Bevacizumab (Avastin) — a monoclonal antibody against VEGF-A — was the first anti-angiogenic therapy approved (2004, colorectal cancer). It has since been approved for multiple cancer types. But across most indications, bevacizumab improves progression-free survival without consistently improving overall survival. The tumor tends to adapt.
Small molecule VEGFR inhibitors (sunitinib, sorafenib, pazopanib, axitinib, cabozantinib) target VEGFR kinase activity and have become standard of care in ccRCC, hepatocellular carcinoma, and thyroid cancer — settings where VEGF signaling is particularly dominant.
Warning(Why tumors escape anti-angiogenic therapy)
Resistance to anti-VEGF therapy follows a predictable pattern: the tumor switches to alternative pro-angiogenic pathways (FGF, angiopoietins, HGF) that the therapy doesn't block. It can also recruit bone-marrow-derived endothelial progenitor cells through VEGF-independent mechanisms, co-opt existing normal vasculature rather than building new vessels (vessel co-option, common in lung metastases), or become more invasive — spreading into well-vascularized normal tissue rather than building its own supply. Anti-VEGF therapy rarely eliminates angiogenesis; it tends to redirect it.

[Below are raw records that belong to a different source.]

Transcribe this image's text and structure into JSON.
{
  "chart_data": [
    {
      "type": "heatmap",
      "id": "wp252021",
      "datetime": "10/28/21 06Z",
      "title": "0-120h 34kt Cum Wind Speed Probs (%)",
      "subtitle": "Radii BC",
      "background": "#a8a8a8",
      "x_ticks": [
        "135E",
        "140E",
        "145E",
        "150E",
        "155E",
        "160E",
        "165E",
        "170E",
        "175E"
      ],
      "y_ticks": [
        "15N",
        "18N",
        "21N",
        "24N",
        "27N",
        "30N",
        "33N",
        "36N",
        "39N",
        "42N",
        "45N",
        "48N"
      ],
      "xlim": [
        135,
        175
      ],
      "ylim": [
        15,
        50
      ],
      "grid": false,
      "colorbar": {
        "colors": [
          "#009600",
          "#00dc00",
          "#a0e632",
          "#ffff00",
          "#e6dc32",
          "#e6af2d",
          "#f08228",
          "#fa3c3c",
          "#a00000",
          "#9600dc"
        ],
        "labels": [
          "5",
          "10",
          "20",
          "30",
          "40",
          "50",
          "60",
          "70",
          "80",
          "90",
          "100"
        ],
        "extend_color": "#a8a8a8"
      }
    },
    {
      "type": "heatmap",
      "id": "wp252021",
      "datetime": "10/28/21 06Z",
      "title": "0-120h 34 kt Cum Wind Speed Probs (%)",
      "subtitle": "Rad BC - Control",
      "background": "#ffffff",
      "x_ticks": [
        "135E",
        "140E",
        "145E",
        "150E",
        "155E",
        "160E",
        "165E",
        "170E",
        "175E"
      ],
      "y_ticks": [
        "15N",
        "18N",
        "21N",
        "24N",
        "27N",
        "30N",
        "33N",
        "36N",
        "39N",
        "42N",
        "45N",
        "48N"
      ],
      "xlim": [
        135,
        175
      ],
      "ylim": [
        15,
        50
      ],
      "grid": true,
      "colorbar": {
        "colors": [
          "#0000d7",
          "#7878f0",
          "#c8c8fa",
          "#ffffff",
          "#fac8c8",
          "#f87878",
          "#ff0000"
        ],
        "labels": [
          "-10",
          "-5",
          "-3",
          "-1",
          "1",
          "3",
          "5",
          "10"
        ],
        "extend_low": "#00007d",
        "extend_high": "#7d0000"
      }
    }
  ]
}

The current consensus is that anti-angiogenic therapy works best in combination — either with chemotherapy (where vascular normalization may transiently improve drug delivery) or with immunotherapy (where the immune-suppressive effects of VEGF on T cells make VEGF blockade complementary to checkpoint inhibition).
Summary(Summary)
Tumors can't grow beyond ~1–2mm without a blood supply. They induce angiogenesis by tipping the balance of pro- and anti-angiogenic signals — primarily through VEGF secretion driven by hypoxia and HIF-1α, but also through FGF, PDGF, angiopoietins, and other factors. The resulting vasculature is structurally abnormal — leaky, tortuous, and poorly perfused — which creates high interstitial pressure and impairs drug delivery. Anti-VEGF therapies have demonstrated real clinical benefit, particularly in ccRCC and colorectal cancer, but resistance through pathway switching is nearly universal. The most productive current use of anti-angiogenics is in combination with chemotherapy or immunotherapy rather than as monotherapy.